Tarantool development patches archive
 help / color / mirror / Atom feed
From: Vladislav Shpilevoy via Tarantool-patches <tarantool-patches@dev.tarantool.org>
To: tarantool-patches@dev.tarantool.org, kyukhin@tarantool.org
Subject: [Tarantool-patches] [PATCH 15/15] buffer: remove Lua registers
Date: Wed, 24 Mar 2021 22:24:27 +0100	[thread overview]
Message-ID: <1688b272833639937075ca56cadbe2d228d44512.1616620860.git.v.shpilevoy@tarantool.org> (raw)
In-Reply-To: <cover.1616620860.git.v.shpilevoy@tarantool.org>

Lua buffer module used to have a couple of preallocated objects of
type 'union c_register'. It was a bunch of C scalar and array
types intended for use instead of ffi.new() where it was needed to
allocate a temporary object like 'int[1]' just to be able to pass
'int *' into a C function via FFI.

It was a bit faster than ffi.new() even for small sizes. For
instance (when JIT works), getting a register to use it as
'int[1]' cost around 0.2-0.3 ns while ffi.new('int[1]') costs
around 0.4 ns. Also the code looked cleaner.
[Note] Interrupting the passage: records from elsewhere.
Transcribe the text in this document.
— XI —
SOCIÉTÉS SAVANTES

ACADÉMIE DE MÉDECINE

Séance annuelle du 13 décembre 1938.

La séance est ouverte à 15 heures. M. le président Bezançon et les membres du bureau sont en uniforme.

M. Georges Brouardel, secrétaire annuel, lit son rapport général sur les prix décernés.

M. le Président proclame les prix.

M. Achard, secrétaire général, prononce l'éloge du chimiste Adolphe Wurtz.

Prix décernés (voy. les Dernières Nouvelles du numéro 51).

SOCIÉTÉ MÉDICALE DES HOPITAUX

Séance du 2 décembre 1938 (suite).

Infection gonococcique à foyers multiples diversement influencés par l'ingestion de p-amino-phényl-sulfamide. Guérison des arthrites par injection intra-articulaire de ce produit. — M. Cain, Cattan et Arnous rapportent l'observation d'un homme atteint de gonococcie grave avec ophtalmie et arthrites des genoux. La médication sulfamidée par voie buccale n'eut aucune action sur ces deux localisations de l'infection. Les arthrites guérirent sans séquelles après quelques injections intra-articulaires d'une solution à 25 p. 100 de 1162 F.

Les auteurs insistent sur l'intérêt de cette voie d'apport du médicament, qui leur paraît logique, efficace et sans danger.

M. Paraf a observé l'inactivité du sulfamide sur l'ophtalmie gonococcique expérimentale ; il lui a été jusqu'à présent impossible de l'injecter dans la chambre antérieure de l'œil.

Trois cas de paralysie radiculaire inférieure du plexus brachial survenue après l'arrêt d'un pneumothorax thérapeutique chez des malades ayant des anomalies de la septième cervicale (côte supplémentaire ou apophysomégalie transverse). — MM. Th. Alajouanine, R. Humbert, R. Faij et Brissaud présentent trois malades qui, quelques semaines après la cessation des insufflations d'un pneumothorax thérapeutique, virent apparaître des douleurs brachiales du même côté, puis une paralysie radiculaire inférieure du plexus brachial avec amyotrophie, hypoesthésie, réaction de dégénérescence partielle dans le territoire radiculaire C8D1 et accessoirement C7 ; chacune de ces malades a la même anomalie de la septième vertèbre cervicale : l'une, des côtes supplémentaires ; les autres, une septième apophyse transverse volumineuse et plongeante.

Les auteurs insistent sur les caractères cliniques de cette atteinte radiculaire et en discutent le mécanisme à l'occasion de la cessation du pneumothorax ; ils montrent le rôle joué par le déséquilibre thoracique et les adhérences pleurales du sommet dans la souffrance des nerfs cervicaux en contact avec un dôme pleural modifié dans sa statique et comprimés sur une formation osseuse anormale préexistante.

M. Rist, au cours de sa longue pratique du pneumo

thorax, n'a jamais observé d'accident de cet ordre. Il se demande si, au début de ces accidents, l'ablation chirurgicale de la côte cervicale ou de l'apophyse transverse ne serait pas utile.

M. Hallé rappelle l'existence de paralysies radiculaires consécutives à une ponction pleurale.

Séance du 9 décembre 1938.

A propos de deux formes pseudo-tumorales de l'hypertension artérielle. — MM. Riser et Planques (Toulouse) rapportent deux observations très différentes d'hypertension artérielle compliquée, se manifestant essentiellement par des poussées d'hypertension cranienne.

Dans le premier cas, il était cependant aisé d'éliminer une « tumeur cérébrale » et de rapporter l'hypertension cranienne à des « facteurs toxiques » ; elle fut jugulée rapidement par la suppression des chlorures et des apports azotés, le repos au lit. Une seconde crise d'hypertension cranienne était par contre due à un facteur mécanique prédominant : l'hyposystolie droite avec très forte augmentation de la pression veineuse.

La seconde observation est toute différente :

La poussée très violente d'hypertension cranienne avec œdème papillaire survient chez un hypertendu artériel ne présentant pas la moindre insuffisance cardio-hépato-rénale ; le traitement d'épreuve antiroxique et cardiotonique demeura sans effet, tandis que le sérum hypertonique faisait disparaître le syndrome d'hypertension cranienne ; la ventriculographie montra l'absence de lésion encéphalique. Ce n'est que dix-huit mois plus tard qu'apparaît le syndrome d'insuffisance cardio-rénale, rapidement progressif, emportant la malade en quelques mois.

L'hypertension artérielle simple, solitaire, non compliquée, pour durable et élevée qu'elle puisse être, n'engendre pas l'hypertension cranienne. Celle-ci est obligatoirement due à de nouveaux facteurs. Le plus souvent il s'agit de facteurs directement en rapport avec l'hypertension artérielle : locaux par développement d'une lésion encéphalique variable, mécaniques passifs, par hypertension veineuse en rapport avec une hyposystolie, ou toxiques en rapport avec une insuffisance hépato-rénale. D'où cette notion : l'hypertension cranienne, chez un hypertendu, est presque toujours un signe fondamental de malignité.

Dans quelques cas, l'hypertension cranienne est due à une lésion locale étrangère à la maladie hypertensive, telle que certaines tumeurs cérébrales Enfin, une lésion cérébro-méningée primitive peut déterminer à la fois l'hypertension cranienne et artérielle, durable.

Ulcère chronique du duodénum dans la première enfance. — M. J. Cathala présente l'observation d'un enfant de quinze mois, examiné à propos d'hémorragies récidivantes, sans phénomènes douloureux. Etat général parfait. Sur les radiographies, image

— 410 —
But Lua registers were global and therefore had the same issue as
IBUF_SHARED and static_alloc() in Lua - no ownership, and sudden
reuse when GC starts right the register is still in use in some
Lua code. __gc handlers could wipe the register values making the
original code behave unpredictably.

IBUF_SHARED was fixed by proper ownership implementation, but it
is not necessary with Lua registers. It could be done with the
buffer.ffi_stash_new() feature, but its performance is about 0.8
ns which is worse than plain ffi.new() for simple scalar types.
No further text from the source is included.